Corollary 2 (heuristics for RWMH) Let
\displaystyle a_d(l) = \int \int \pi_d(x^d)\alpha(x^d,y^d)q_d(x^d,y^d)dx^d dy^d

be the average acceptance rate of the random walk MH in {d} dimensions.
We must have {lim_{d\to\infty} a_d(l) \to a(l)} where {a(l) = 2 \Phi(-l\sqrt{I}/2)}.
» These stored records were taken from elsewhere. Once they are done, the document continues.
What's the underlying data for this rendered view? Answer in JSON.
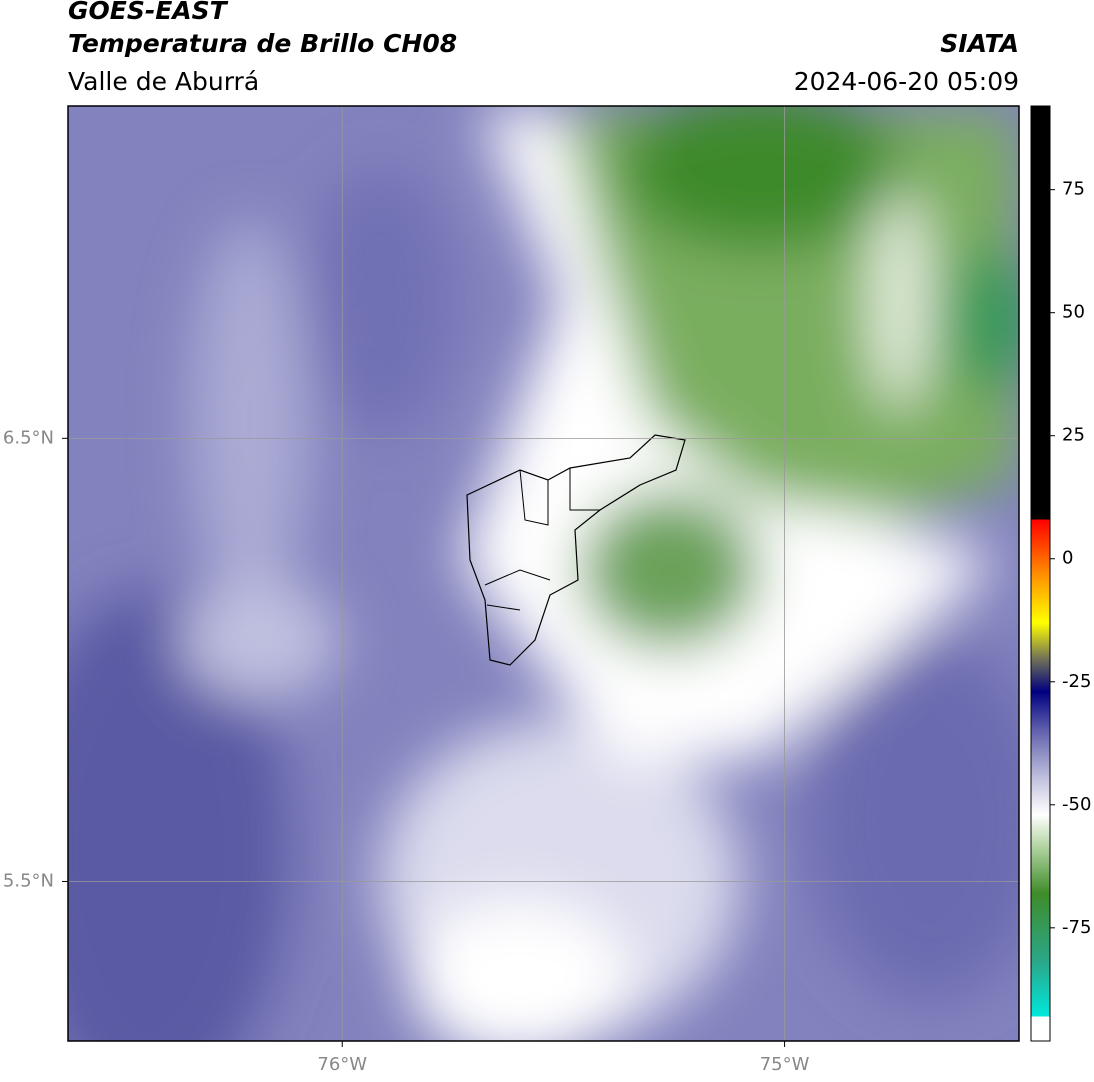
{
  "chart_data": {
    "type": "map",
    "title": "GOES-EAST",
    "subtitle": "Temperatura de Brillo CH08",
    "region": "Valle de Aburrá",
    "source": "SIATA",
    "datetime": "2024-06-20 05:09",
    "xlim": [
      -76.62,
      -74.47
    ],
    "ylim": [
      5.14,
      7.25
    ],
    "xticks": [
      {
        "value": -76,
        "label": "76°W"
      },
      {
        "value": -75,
        "label": "75°W"
      }
    ],
    "yticks": [
      {
        "value": 6.5,
        "label": "6.5°N"
      },
      {
        "value": 5.5,
        "label": "5.5°N"
      }
    ],
    "grid": true,
    "colorbar": {
      "ylim": [
        -98,
        92
      ],
      "yticks": [
        75,
        50,
        25,
        0,
        -25,
        -50,
        -75
      ],
      "stops": [
        {
          "value": -98,
          "color": "#ffffff"
        },
        {
          "value": -93,
          "color": "#ffffff"
        },
        {
          "value": -93,
          "color": "#00e8dc"
        },
        {
          "value": -82,
          "color": "#2aa88a"
        },
        {
          "value": -68,
          "color": "#3f8c2a"
        },
        {
          "value": -58,
          "color": "#b8d8a8"
        },
        {
          "value": -52,
          "color": "#ffffff"
        },
        {
          "value": -45,
          "color": "#c4c4e0"
        },
        {
          "value": -35,
          "color": "#6262ae"
        },
        {
          "value": -27,
          "color": "#000080"
        },
        {
          "value": -20,
          "color": "#777755"
        },
        {
          "value": -13,
          "color": "#ffff00"
        },
        {
          "value": -5,
          "color": "#ffa500"
        },
        {
          "value": 8,
          "color": "#ff0000"
        },
        {
          "value": 8,
          "color": "#000000"
        },
        {
          "value": 92,
          "color": "#000000"
        }
      ]
    }
  }
}
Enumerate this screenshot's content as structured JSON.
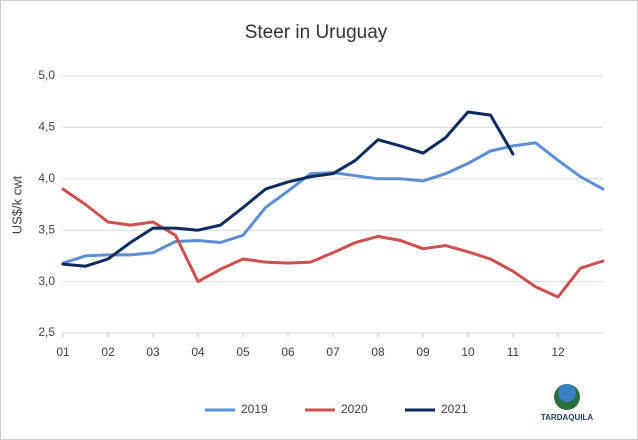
{
  "chart_data": {
    "type": "line",
    "title": "Steer in Uruguay",
    "y_label": "US$/k cwt",
    "logo": "TARDAQUILA",
    "x": [
      1,
      1.5,
      2,
      2.5,
      3,
      3.5,
      4,
      4.5,
      5,
      5.5,
      6,
      6.5,
      7,
      7.5,
      8,
      8.5,
      9,
      9.5,
      10,
      10.5,
      11,
      11.5,
      12,
      12.5,
      13
    ],
    "xlim": [
      1,
      13
    ],
    "xticks": [
      {
        "value": 1,
        "label": "01"
      },
      {
        "value": 2,
        "label": "02"
      },
      {
        "value": 3,
        "label": "03"
      },
      {
        "value": 4,
        "label": "04"
      },
      {
        "value": 5,
        "label": "05"
      },
      {
        "value": 6,
        "label": "06"
      },
      {
        "value": 7,
        "label": "07"
      },
      {
        "value": 8,
        "label": "08"
      },
      {
        "value": 9,
        "label": "09"
      },
      {
        "value": 10,
        "label": "10"
      },
      {
        "value": 11,
        "label": "11"
      },
      {
        "value": 12,
        "label": "12"
      }
    ],
    "ylim": [
      2.5,
      5.0
    ],
    "yticks": [
      {
        "value": 2.5,
        "label": "2,5"
      },
      {
        "value": 3.0,
        "label": "3,0"
      },
      {
        "value": 3.5,
        "label": "3,5"
      },
      {
        "value": 4.0,
        "label": "4,0"
      },
      {
        "value": 4.5,
        "label": "4,5"
      },
      {
        "value": 5.0,
        "label": "5,0"
      }
    ],
    "grid": true,
    "legend": "bottom",
    "series": [
      {
        "name": "2019",
        "color": "#5b8fd1",
        "values": [
          3.18,
          3.25,
          3.26,
          3.26,
          3.28,
          3.39,
          3.4,
          3.38,
          3.45,
          3.72,
          3.88,
          4.05,
          4.06,
          4.03,
          4.0,
          4.0,
          3.98,
          4.05,
          4.15,
          4.27,
          4.32,
          4.35,
          4.18,
          4.02,
          3.9
        ]
      },
      {
        "name": "2020",
        "color": "#cc5050",
        "values": [
          3.9,
          3.75,
          3.58,
          3.55,
          3.58,
          3.45,
          3.0,
          3.12,
          3.22,
          3.19,
          3.18,
          3.19,
          3.28,
          3.38,
          3.44,
          3.4,
          3.32,
          3.35,
          3.29,
          3.22,
          3.1,
          2.95,
          2.85,
          3.13,
          3.2
        ]
      },
      {
        "name": "2021",
        "color": "#0f2a5c",
        "values": [
          3.17,
          3.15,
          3.22,
          3.38,
          3.52,
          3.52,
          3.5,
          3.55,
          3.72,
          3.9,
          3.97,
          4.02,
          4.05,
          4.18,
          4.38,
          4.32,
          4.25,
          4.4,
          4.65,
          4.62,
          4.24,
          null,
          null,
          null,
          null
        ]
      }
    ]
  }
}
{h(l)} is maximized by {l = \hat{l} = 2.38 / \sqrt{I}} and {a(\hat{l}) = 0.23} and {h(\hat{l}) = 1.3 / I.}
The authors consider two extensions of the target density {\pi_d}, where the convergence and optimal scaling properties will still hold. The first extension concerns the case where {f_i}‘s are different, but there is an law of large numbers on these density functions. Another extension concerns the case {\pi_d(x^d) = f_1(x_1) \prod_{i=2}^{d} P(x_{i-1}, x_{i})}, with some conditions on {P}.